PKP straciły pieniądze unijne na modernizację najważniejszych dworców w kraju - twierdzą znawcy rynku kolejowego TOR.
Kolej utrzymuje natomiast, że rozmowy z Ministerstwem Rozwoju Regionalnego w tej sprawie nadal trwają.
Kolej wyliczyła, że modernizacja dworców w Krakowie, Wrocławiu i Warszawie będzie kosztowała prawie 100 mln euro. Tyle miała pochłonąć między innymi rozbudowa peronów, doprowadzenie do porządku poczekalni i toalet.
Adrian Furgalski, ekspert od rynku kolejowego zespołu doradców TOR mówi, że na liście inwestycji dofinansowanych z kasy Wspólnoty ogłoszonej przez Minister Rozwoju Regionalnego nie znalazł się ani jeden dworzec.

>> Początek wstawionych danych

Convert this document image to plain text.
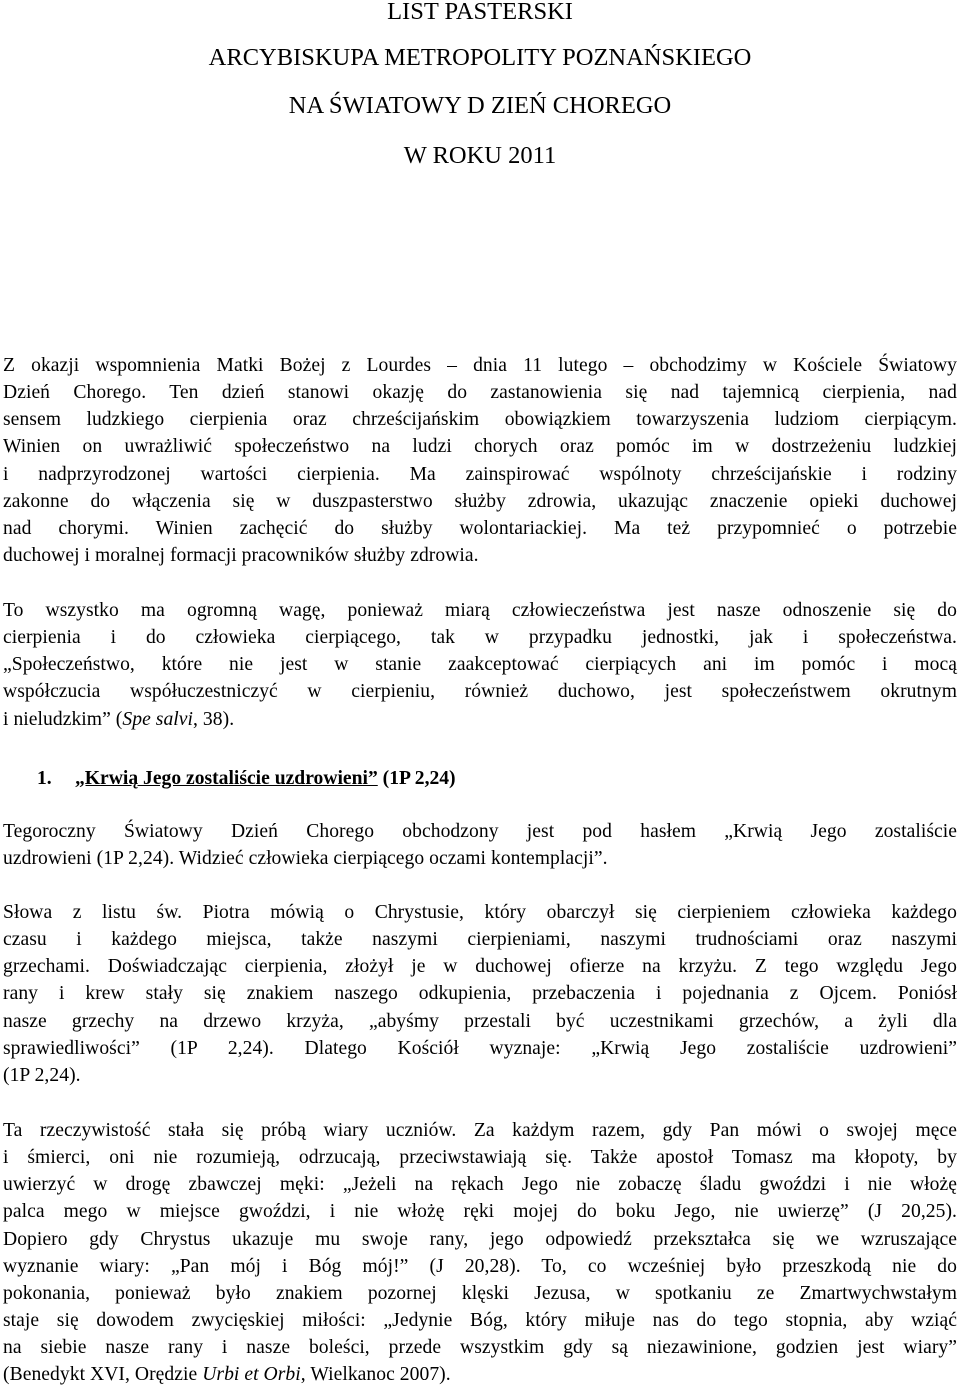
LIST PASTERSKI

ARCYBISKUPA METROPOLITY POZNAŃSKIEGO

NA ŚWIATOWY D ZIEŃ CHOREGO

W ROKU 2011

Z okazji wspomnienia Matki Bożej z Lourdes – dnia 11 lutego – obchodzimy w Kościele Światowy
Dzień Chorego. Ten dzień stanowi okazję do zastanowienia się nad tajemnicą cierpienia, nad
sensem ludzkiego cierpienia oraz chrześcijańskim obowiązkiem towarzyszenia ludziom cierpiącym.
Winien on uwrażliwić społeczeństwo na ludzi chorych oraz pomóc im w dostrzeżeniu ludzkiej
i nadprzyrodzonej wartości cierpienia. Ma zainspirować wspólnoty chrześcijańskie i rodziny
zakonne do włączenia się w duszpasterstwo służby zdrowia, ukazując znaczenie opieki duchowej
nad chorymi. Winien zachęcić do służby wolontariackiej. Ma też przypomnieć o potrzebie
duchowej i moralnej formacji pracowników służby zdrowia.
To wszystko ma ogromną wagę, ponieważ miarą człowieczeństwa jest nasze odnoszenie się do
cierpienia i do człowieka cierpiącego, tak w przypadku jednostki, jak i społeczeństwa.
„Społeczeństwo, które nie jest w stanie zaakceptować cierpiących ani im pomóc i mocą
współczucia współuczestniczyć w cierpieniu, również duchowo, jest społeczeństwem okrutnym
i nieludzkim” (Spe salvi, 38).
1. „Krwią Jego zostaliście uzdrowieni” (1P 2,24)
Tegoroczny Światowy Dzień Chorego obchodzony jest pod hasłem „Krwią Jego zostaliście
uzdrowieni (1P 2,24). Widzieć człowieka cierpiącego oczami kontemplacji”.
Słowa z listu św. Piotra mówią o Chrystusie, który obarczył się cierpieniem człowieka każdego
czasu i każdego miejsca, także naszymi cierpieniami, naszymi trudnościami oraz naszymi
grzechami. Doświadczając cierpienia, złożył je w duchowej ofierze na krzyżu. Z tego względu Jego
rany i krew stały się znakiem naszego odkupienia, przebaczenia i pojednania z Ojcem. Poniósł
nasze grzechy na drzewo krzyża, „abyśmy przestali być uczestnikami grzechów, a żyli dla
sprawiedliwości” (1P 2,24). Dlatego Kościół wyznaje: „Krwią Jego zostaliście uzdrowieni”
(1P 2,24).
Ta rzeczywistość stała się próbą wiary uczniów. Za każdym razem, gdy Pan mówi o swojej męce
i śmierci, oni nie rozumieją, odrzucają, przeciwstawiają się. Także apostoł Tomasz ma kłopoty, by
uwierzyć w drogę zbawczej męki: „Jeżeli na rękach Jego nie zobaczę śladu gwoździ i nie włożę
palca mego w miejsce gwoździ, i nie włożę ręki mojej do boku Jego, nie uwierzę” (J 20,25).
Dopiero gdy Chrystus ukazuje mu swoje rany, jego odpowiedź przekształca się we wzruszające
wyznanie wiary: „Pan mój i Bóg mój!” (J 20,28). To, co wcześniej było przeszkodą nie do
pokonania, ponieważ było znakiem pozornej klęski Jezusa, w spotkaniu ze Zmartwychwstałym
staje się dowodem zwycięskiej miłości: „Jedynie Bóg, który miłuje nas do tego stopnia, aby wziąć
na siebie nasze rany i nasze boleści, przede wszystkim gdy są niezawinione, godzien jest wiary”
(Benedykt XVI, Orędzie Urbi et Orbi, Wielkanoc 2007).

Michał Wrzosek, rzecznik prasowy PKP mówi natomiast, że nie dotarły do niego żadne informacje o podjęciu ostatecznych decyzji w tej sprawie.
Pieniądze zostały rozdysponowane na ponad dwieście projektów związanych z budową między innymi dróg, autostrad, portów morskich i lotnisk.
Kolejarze planując modernizację dworców w ogóle nie przewidzieli braku unijnych pieniędzy. Furgalski mówi, że teraz PKP powinno szukać innych inwestorów. Jego zdaniem kolej powinna oddać dworce na przykład w ręce samorządu. Uważa on bowiem, że sama sobie z tym problemem nie poradzi.